Excerpts of the speech.

"Everything around us is not perfect and there are some impediments and it will be so even in the future. But, today, we are free to go about our business, interest rates are far more conducive to borrowers, exchange rates are free of sudden volatility, inflation is relatively stable, infrastructure developments has taken place at a pace that we haven't witnessed before.

"However, despite all these healthy indicators, private sector credit growth has seen a sharp decline during the past three years. Private sector credit growth, which was 34.5% in 2011, declined to 17.6% in 2012 and further declined to 7.5% in 2103.

It is now estimated to be 2% upto June this year. This is not a healthy trend if we are to aspire reaching those economic targets ahead of us.

It is acknowledged that the contribution to GDP by the services sector will remain high at nearly 60%, 58.1% to be exact in 2013. The industrial sector is the second largest contributor to GDP at 31% and has grown by 9.9% in 2013.

Most of our members represent the factory Industry sub sector that is the largest contributor to the manufacturing sub sector that has grown by 7.9% in 2013 and contributes 15% towards GDP. Is this adequate?, he queried.

As in the more developed countries, cannot the contribution from the factory industry sub sector be increased to 20% of GDP in the next 10 years to enable a more significant contribution? If there is a sound and clear industrial policy framework and a conducive and investor-friendly environment this is achievable.

Today, there is a clear need for trained labour and managerial talent within industry on a day-to-day basis. Sri Lanka's overseas remittances have become one of the most significant revenue streams for Sri Lanka. Worker remittances in 2013 amounted to Rs 827 billion, which will probably increase to Rs 900 billion this year.

In 2013, 293,000 Sri Lankans travelled overseas on employment, an increase of almost 4% over the past year. When we are in need of indigenous labour and knowledge at home, can we continue to trade our knowledge and sweat on a continuous basis?

Cannot we reverse this trend and redeploy the professionals and workforce in local industries in a more dignified manner in their own surroundings with minim social costs.

Geographically, Sri Lanka is in a strategic position, equipped with an able, literate and a trainable workforce.

Our costs are yet not too uncompetitive. With all these positives that prevail, it is time that we formulate an industrial policy for the 'New Sri Lanka' that will stimulate industrial growth to meet economic goals.

Often, we compare ourselves with the Singapore of the past. In recent years with increased costs, more industries have moved out of Singapore. But with limited space and absolutely no natural resources, but a literate workforce, Singapore has a per capita GDP of almost US $ 55,000 against Sri Lanka's GDP per capita of US $ 3,200.

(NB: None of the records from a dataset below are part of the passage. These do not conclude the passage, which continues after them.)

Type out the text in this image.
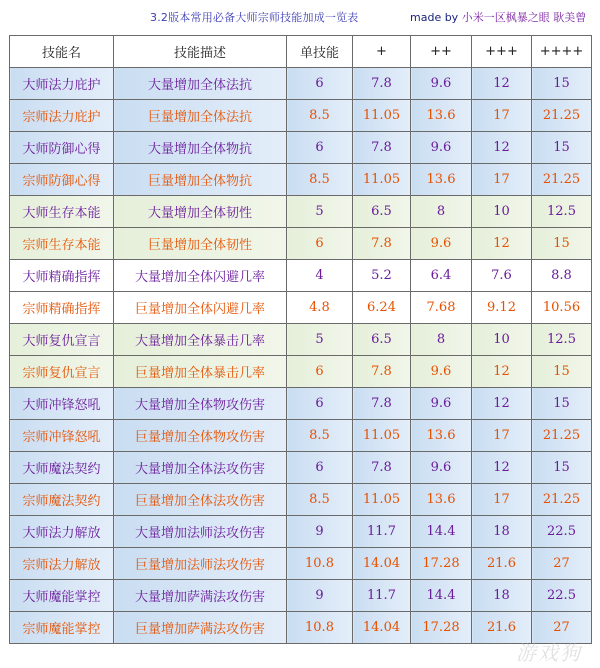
3.2版本常用必备大师宗师技能加成一览表	made by 小米一区枫暴之眼 耿美曾
技能名	技能描述	单技能	+	++	+++	++++
大师法力庇护	大量增加全体法抗	6	7.8	9.6	12	15
宗师法力庇护	巨量增加全体法抗	8.5	11.05	13.6	17	21.25
大师防御心得	大量增加全体物抗	6	7.8	9.6	12	15
宗师防御心得	巨量增加全体物抗	8.5	11.05	13.6	17	21.25
大师生存本能	大量增加全体韧性	5	6.5	8	10	12.5
宗师生存本能	巨量增加全体韧性	6	7.8	9.6	12	15
大师精确指挥	大量增加全体闪避几率	4	5.2	6.4	7.6	8.8
宗师精确指挥	巨量增加全体闪避几率	4.8	6.24	7.68	9.12	10.56
大师复仇宣言	大量增加全体暴击几率	5	6.5	8	10	12.5
宗师复仇宣言	巨量增加全体暴击几率	6	7.8	9.6	12	15
大师冲锋怒吼	大量增加全体物攻伤害	6	7.8	9.6	12	15
宗师冲锋怒吼	巨量增加全体物攻伤害	8.5	11.05	13.6	17	21.25
大师魔法契约	大量增加全体法攻伤害	6	7.8	9.6	12	15
宗师魔法契约	巨量增加全体法攻伤害	8.5	11.05	13.6	17	21.25
大师法力解放	大量增加法师法攻伤害	9	11.7	14.4	18	22.5
宗师法力解放	巨量增加法师法攻伤害	10.8	14.04	17.28	21.6	27
大师魔能掌控	大量增加萨满法攻伤害	9	11.7	14.4	18	22.5
宗师魔能掌控	巨量增加萨满法攻伤害	10.8	14.04	17.28	21.6	27
游戏狗
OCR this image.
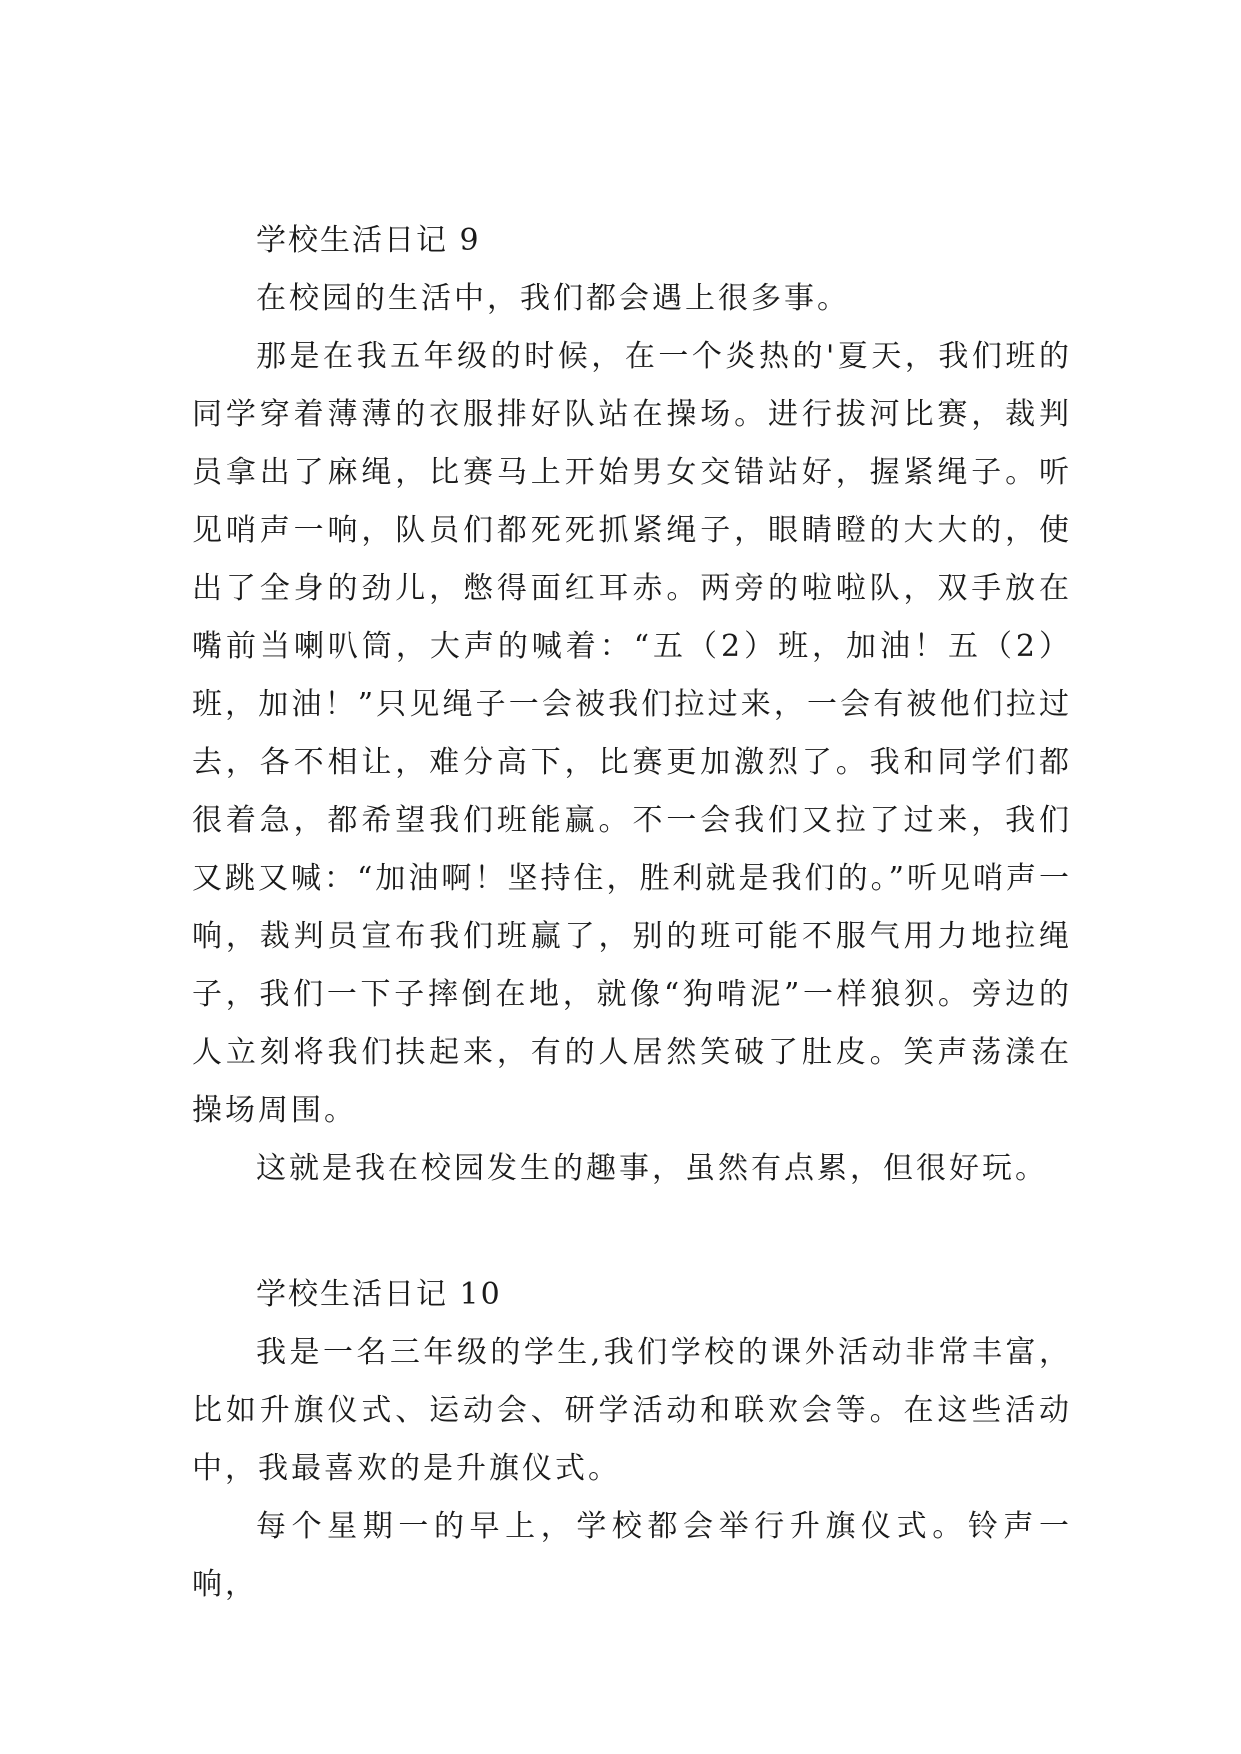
学校生活日记 9

在校园的生活中，我们都会遇上很多事。

那是在我五年级的时候，在一个炎热的'夏天，我们班的同学穿着薄薄的衣服排好队站在操场。进行拔河比赛，裁判员拿出了麻绳，比赛马上开始男女交错站好，握紧绳子。听见哨声一响，队员们都死死抓紧绳子，眼睛瞪的大大的，使出了全身的劲儿，憋得面红耳赤。两旁的啦啦队，双手放在嘴前当喇叭筒，大声的喊着：“五（2）班，加油！五（2）班，加油！”只见绳子一会被我们拉过来，一会有被他们拉过去，各不相让，难分高下，比赛更加激烈了。我和同学们都很着急，都希望我们班能赢。不一会我们又拉了过来，我们又跳又喊：“加油啊！坚持住，胜利就是我们的。”听见哨声一响，裁判员宣布我们班赢了，别的班可能不服气用力地拉绳子，我们一下子摔倒在地，就像“狗啃泥”一样狼狈。旁边的人立刻将我们扶起来，有的人居然笑破了肚皮。笑声荡漾在操场周围。

这就是我在校园发生的趣事，虽然有点累，但很好玩。

学校生活日记 10

我是一名三年级的学生,我们学校的课外活动非常丰富，比如升旗仪式、运动会、研学活动和联欢会等。在这些活动中，我最喜欢的是升旗仪式。

每个星期一的早上，学校都会举行升旗仪式。铃声一响，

Apart from the routine functions that are performed by the IASL to represent and be an advocate of the members. With the assistance of the committee I will:

* Engage and work with the Ministry of Industry and Commerce and create a forum that could address the common problems and constrains that effect all members and others, which are specific to members.

* Review the National Industrial Policy Framework that was developed by the IASL in 2029 under the Chairmanship of Dr Anura Ekanayake, with the Institute of Policy Studies and with World Bank financing and re-present it to the Government through the Ministry of Industry and Commerce for consideration.

* To improve member engagement and increase membership to 100.

The manufacturing and industrial sector has many challenges ahead of them.

However, if we are to reap the post-terrorism dividend, let us not grumble and complain but look at the numerous opportunities that are ahead of us in reaching a GDP per capita of US $ 7,000 by 2020.

I call upon the government to provide an industry and investor-friendly environment particularly by enabling a clear direction and a consistent policy framework."